L’approche éducative, psychologique ou répressive dans l'appréhension et la définition du rôle des parents, parfois même de leur légitimité, n'a-t-elle pas été trop souvent mise en avant au détriment de la voie de droit, du droit des gens, du droit vivant.
Premier constat : L’autorité parentale est un droit, et un droit cela se respecte.
L’autorité parentale fonde depuis 1789 sa légitimité sur la respectabilité et le devoir de protection des parents. Cette autorité est de droit. Son exercice ne s’acquiert que par la reconnaissance de l’enfant. C’est lui qui installe une relation de droits et de devoirs. Ces derniers ne s’instaurent pas uniquement par leur rappel. Ils doivent se vivre et se construire réciproquement. Mais leur respect s’impose surtout pour une raison de bon sens : la famille a toujours eu pour rôle de protéger : Tous les animaux protègent leurs petits. Pourquoi en serait-il autrement du petit de l’homme ?
Deuxième constat : Les parents n’ont pas démissionné : nous les avons licenciés.
La valorisation de l’autorité protectrice des parents, est un devoir qui contribue à l’instauration de la dignité des personnes : C’est la collectivité qui par le droit, fait de chaque individu une personne. Les institutions mettent-elles suffisamment en avant, le respect de la place des parents dans la construction des enfants? Et les membres de ces institutions, sont ils conscients que toute intervention de leur part a pour effet d’invalider, la position des parents : Ils sont ceux qui savent. Or ce savoir aborde, ce qui n'est pas censé s’apprendre : être parent n’est pas un métier, c’est un état. Un état de droit qui plus est. Il nous faut changer de registre, sans ignorer les autres, et s'engager dans une participation de droit, des personnes à la vie qui les concerne. Qui passe donc par l’intérêt que nous leur devons : "Faire avec eux et non pour uniquement eux".
Dernier constat : L’autorité parentale instituée en 1970, a été tuée dans l’oeuf avant même d'exister.

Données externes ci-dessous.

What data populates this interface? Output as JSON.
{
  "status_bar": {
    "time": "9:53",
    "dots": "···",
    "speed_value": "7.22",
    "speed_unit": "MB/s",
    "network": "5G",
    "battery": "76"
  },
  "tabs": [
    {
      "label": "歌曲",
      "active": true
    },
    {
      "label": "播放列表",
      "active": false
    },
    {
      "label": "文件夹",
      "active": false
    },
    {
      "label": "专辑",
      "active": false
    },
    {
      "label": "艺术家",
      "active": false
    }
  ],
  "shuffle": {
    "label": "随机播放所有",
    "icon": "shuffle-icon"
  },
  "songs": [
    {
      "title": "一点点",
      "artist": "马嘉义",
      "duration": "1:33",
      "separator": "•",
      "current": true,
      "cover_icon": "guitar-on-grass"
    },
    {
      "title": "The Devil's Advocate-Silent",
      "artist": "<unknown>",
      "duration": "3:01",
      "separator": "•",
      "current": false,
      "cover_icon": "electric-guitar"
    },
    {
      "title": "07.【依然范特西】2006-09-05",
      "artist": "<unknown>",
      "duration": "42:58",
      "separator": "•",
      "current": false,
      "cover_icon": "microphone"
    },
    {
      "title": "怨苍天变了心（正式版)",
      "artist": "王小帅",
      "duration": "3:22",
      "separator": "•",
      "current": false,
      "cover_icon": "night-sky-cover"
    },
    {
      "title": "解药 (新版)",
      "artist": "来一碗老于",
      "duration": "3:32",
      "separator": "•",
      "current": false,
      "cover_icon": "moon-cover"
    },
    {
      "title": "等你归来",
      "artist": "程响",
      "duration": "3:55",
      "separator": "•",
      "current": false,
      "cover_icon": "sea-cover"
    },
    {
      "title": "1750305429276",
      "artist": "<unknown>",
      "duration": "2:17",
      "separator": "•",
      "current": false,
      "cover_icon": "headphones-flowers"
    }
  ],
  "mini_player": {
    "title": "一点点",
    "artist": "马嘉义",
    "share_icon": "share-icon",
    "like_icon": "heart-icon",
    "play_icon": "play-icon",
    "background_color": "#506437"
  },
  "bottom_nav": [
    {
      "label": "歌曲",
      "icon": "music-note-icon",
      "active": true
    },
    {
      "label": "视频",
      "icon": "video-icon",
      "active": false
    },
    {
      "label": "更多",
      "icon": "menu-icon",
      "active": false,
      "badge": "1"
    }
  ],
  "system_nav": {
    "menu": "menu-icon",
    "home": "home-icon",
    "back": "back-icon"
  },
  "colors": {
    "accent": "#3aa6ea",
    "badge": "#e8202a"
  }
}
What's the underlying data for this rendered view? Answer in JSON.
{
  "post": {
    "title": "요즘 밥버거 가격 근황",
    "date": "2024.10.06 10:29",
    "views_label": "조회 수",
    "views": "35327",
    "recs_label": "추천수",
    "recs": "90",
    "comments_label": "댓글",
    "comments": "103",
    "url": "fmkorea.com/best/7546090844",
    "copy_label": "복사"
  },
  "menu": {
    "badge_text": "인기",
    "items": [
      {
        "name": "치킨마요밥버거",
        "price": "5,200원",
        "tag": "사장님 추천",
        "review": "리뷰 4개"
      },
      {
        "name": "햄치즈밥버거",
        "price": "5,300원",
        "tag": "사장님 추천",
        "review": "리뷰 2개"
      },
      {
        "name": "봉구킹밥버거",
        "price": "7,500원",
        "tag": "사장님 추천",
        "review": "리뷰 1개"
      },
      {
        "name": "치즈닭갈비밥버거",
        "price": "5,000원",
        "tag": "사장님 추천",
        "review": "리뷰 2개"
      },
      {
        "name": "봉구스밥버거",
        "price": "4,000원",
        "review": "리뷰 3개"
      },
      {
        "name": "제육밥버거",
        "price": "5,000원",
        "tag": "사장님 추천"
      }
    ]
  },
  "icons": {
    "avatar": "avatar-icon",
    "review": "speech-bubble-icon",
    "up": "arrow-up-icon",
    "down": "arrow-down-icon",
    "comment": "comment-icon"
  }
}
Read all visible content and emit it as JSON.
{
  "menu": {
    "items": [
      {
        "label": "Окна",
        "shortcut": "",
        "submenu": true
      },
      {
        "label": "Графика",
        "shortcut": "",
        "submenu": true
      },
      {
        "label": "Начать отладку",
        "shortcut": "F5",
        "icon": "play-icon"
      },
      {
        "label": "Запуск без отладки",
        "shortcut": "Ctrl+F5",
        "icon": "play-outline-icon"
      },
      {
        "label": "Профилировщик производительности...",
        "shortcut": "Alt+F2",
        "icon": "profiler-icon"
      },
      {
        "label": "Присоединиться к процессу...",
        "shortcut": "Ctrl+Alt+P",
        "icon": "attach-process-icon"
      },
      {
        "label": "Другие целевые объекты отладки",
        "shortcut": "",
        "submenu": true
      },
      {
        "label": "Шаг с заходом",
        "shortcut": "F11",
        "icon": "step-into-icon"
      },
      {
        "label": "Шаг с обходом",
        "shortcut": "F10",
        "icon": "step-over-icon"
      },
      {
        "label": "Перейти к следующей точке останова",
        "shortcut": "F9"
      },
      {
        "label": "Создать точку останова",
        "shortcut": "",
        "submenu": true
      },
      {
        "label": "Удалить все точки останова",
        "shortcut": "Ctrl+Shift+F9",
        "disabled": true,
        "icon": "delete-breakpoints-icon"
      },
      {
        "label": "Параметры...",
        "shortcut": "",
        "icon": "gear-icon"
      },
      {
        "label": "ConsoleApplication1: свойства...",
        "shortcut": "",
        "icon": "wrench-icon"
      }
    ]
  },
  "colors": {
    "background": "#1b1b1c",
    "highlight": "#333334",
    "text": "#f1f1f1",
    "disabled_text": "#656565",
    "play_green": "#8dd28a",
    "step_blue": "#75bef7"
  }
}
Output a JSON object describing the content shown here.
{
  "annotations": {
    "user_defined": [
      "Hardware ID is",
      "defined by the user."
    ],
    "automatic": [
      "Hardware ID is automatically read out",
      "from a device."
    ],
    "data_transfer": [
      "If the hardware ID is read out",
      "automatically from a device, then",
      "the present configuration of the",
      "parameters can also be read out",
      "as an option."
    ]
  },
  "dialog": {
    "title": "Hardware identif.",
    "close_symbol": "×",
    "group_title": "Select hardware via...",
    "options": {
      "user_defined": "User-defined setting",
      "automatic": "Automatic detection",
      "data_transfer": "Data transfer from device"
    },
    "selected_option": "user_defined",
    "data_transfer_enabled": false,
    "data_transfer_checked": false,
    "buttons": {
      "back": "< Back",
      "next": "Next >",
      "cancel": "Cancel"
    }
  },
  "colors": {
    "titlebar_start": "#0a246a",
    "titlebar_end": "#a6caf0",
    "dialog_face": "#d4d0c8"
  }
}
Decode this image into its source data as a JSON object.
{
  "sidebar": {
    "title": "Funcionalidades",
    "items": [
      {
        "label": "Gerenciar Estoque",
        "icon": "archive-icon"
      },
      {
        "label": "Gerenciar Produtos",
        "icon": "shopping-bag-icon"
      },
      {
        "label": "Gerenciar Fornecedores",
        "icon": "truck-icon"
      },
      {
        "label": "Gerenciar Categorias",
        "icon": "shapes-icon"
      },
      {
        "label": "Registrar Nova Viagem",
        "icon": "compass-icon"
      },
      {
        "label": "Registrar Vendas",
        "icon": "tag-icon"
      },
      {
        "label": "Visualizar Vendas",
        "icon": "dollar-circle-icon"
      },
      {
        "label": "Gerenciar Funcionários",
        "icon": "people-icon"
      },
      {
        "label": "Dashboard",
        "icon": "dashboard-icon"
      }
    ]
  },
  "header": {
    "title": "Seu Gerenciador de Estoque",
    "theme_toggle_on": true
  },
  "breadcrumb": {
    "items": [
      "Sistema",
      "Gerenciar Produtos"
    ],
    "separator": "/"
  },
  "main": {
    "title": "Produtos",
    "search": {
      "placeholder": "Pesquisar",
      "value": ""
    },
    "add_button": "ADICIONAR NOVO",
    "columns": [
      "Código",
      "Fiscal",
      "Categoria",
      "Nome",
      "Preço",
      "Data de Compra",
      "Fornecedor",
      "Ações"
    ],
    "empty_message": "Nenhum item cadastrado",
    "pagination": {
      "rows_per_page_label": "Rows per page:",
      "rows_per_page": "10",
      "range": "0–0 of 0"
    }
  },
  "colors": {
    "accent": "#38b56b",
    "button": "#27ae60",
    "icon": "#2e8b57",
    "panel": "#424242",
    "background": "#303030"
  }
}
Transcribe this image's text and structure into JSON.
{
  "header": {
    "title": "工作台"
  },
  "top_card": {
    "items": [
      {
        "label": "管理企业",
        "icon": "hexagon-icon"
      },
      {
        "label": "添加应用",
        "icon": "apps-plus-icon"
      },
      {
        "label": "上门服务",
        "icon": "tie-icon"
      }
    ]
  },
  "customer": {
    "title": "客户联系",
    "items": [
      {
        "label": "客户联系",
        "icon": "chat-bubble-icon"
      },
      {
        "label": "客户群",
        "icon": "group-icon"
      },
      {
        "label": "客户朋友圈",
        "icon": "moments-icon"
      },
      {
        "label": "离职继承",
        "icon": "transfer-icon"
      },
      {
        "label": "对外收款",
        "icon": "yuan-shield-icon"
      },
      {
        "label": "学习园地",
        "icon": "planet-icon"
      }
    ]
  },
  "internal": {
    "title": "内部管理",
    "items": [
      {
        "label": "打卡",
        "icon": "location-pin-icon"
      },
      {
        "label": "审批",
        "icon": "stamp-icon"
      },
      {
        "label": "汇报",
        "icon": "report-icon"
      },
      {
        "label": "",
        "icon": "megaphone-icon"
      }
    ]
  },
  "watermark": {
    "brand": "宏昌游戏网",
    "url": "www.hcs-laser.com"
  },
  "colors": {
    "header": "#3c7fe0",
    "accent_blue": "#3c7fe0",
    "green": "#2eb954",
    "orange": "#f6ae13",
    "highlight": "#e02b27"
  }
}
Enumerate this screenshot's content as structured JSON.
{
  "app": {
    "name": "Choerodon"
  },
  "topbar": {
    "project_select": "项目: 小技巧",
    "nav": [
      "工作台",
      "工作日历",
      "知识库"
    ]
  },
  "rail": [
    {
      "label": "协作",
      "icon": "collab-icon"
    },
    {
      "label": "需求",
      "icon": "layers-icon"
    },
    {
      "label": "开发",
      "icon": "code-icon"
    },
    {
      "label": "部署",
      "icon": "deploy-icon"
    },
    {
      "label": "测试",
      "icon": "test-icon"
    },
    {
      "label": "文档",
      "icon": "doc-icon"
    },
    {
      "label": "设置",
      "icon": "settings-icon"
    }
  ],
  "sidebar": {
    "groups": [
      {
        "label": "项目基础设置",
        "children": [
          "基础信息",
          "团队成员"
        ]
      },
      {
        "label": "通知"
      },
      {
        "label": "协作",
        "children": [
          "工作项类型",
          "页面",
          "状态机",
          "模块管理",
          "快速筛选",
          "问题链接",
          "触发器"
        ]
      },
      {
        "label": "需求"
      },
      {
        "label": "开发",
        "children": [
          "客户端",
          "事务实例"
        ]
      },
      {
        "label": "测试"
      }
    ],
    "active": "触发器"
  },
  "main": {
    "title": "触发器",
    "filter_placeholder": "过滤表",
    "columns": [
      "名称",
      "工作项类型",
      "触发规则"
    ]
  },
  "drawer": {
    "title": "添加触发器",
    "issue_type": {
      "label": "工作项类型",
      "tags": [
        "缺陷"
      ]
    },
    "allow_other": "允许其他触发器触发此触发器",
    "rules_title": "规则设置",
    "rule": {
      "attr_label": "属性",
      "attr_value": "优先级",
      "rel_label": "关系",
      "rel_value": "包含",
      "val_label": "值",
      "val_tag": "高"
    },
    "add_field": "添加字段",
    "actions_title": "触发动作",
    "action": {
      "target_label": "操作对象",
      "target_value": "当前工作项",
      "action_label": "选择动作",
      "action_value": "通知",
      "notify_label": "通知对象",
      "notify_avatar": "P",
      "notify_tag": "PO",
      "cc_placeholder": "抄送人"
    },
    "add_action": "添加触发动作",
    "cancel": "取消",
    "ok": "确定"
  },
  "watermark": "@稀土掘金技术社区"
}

Des années noires ont amorcé la dégradation de l’autorité des parents et justifient aujourd'hui le désir de sanction à ses manquements. En voulant limiter les excès de la puissance paternelle, on a oublié les vertus protectrices de l’autorité. Du contrôle du respect de l'exercice des droits et des devoirs, qui tente de restaurer la dignité, nous sommes passés en 1958 à l’assistance, créatrice de dépendance et fond de commerce des psychosociocrates, de tous poils, plus mobilisés, 1968 aidant, par la défense de l'intérêt des usagers, comme faire valoir d’une idéologie, que par la valorisation de leurs droits. Reconnaître des droits, c'est permettre à l'autre d'exister par lui-même. D'un côté nous dénonçons l’irresponsabilité croissante des parents et de l'autre nous les privons des moyens d'exercer
cette responsabilité. Nous bafouons leurs droits fondamentaux, au mieux on les ignore, en s’appropriant leurs enfants, de la crèche au lycée : une forme de pédophilie institutionnelle, pour mieux les sanctionner au final de cette dépossession. La perte de repères n’est qu’un défaut de balisage. L'éducation institutionnelle est mise sur le
même plan que l'éducation familiale. Mais si la famille reste un lieu d'apprentissage de la citoyenneté, ce n'est pas pour autant une démocratie. Ainsi, partant de l’évidence, que l’on ne peut donner ou rendre que ce qu’on a reçu, reprenons le bon sens, laissons aux parents leurs droits légitimes à être, d'abord, dans leur bon droit et considérons les enfants comme des sujets de droits et futurs citoyens.